If progress toward the Fed’s employment and inflation goals “continues broadly as expected, the committee judges that a moderation in the pace of asset purchases may soon be warranted,” the U.S. central bank’s policy-setting Federal Open Market Committee said Wednesday in a statement following a two-day meeting.
The Fed also published updated quarterly projections which showed officials are now evenly split on whether or not it will be appropriate to begin raising the federal funds rate as soon as next year, according to the median estimate of FOMC participants. In June, the median projection indicated no rate increases until 2023.

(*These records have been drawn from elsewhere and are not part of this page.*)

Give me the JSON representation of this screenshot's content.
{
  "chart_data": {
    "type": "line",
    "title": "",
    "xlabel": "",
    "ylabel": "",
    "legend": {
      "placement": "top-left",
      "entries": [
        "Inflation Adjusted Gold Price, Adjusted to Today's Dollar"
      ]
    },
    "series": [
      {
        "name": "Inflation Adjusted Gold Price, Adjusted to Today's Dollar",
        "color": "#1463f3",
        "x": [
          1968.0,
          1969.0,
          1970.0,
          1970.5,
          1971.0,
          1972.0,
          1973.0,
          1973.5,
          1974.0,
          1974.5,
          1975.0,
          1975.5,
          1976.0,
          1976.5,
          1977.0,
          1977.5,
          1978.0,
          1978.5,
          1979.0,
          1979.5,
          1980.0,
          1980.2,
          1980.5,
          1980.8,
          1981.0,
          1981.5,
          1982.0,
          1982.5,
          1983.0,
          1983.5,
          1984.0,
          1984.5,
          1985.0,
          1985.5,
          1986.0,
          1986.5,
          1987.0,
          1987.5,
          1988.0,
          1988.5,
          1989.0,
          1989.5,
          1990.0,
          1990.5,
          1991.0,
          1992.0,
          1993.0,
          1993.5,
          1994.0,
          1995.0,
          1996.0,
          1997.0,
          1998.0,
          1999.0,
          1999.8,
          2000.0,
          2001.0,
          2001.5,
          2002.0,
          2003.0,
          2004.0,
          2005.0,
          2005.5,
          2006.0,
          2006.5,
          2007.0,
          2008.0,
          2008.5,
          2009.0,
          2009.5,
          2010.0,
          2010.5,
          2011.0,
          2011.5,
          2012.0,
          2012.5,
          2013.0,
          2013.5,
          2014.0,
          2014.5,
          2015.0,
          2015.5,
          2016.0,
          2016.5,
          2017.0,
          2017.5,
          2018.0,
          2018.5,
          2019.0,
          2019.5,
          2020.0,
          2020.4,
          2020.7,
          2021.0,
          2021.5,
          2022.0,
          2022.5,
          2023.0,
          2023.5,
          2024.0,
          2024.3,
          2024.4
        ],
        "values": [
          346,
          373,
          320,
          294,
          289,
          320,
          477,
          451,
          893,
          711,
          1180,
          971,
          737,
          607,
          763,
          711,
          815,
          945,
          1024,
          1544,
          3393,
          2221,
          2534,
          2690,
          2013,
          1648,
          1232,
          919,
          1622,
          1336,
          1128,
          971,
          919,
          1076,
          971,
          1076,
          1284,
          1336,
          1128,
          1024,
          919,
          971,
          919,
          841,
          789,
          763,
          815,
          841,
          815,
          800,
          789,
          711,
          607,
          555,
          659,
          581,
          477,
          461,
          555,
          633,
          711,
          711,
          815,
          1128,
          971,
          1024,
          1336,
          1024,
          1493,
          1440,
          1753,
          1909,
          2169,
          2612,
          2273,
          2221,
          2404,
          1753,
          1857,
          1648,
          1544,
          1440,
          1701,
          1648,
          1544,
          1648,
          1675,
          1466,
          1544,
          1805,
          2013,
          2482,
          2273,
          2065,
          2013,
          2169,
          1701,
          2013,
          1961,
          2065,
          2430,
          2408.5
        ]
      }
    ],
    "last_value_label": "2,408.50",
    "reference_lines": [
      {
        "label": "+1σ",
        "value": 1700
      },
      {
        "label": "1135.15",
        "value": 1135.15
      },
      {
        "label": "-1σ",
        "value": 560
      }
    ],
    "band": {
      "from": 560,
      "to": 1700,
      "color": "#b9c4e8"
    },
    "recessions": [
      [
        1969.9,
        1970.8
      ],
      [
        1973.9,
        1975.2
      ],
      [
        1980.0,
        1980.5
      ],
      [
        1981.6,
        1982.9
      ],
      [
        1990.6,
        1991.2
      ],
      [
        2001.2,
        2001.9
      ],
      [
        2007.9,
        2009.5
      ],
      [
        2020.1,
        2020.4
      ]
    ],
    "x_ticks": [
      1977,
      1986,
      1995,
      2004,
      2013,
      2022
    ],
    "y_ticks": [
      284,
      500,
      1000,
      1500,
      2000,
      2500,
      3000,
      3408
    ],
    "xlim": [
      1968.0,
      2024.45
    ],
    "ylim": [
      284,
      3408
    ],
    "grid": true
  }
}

Projections for 2024 were also published for the first time, with the median suggesting a federal funds rate of 1.8% by the end of that year. The median for 2023 rose to 1%, from 0.6% in the June projection.
Here is a link to the side by side comparison of today’s statement with the July one. Central banks feel the need to act to normalise policy because they are worried their actions are fuelling speculative activity. Yet, many of the countries that have begun to taper have soon found their initial estimates of the pace at which that can take place were overly ambitious.
This graphic produced by Bloomberg of the fiscal drag from the withdrawal of stimulus is an additional consideration that is likely to slow the pace of any tapering.
The 2-year yield is trading at around 0.23% and the 3-year trades at 0.49%. It looks like these portions of the curve have a lot of room to move as investors price in the aggressive pace of tightening Jay Powell suggested in his press conference.
Perhaps a more relevant question is whether the Fed believes interest rates will peak in this cycle at 1.6% before the next recession?
Today’s action increases potential for a lengthier correction on Wall Street and fuller reversion towards the mean.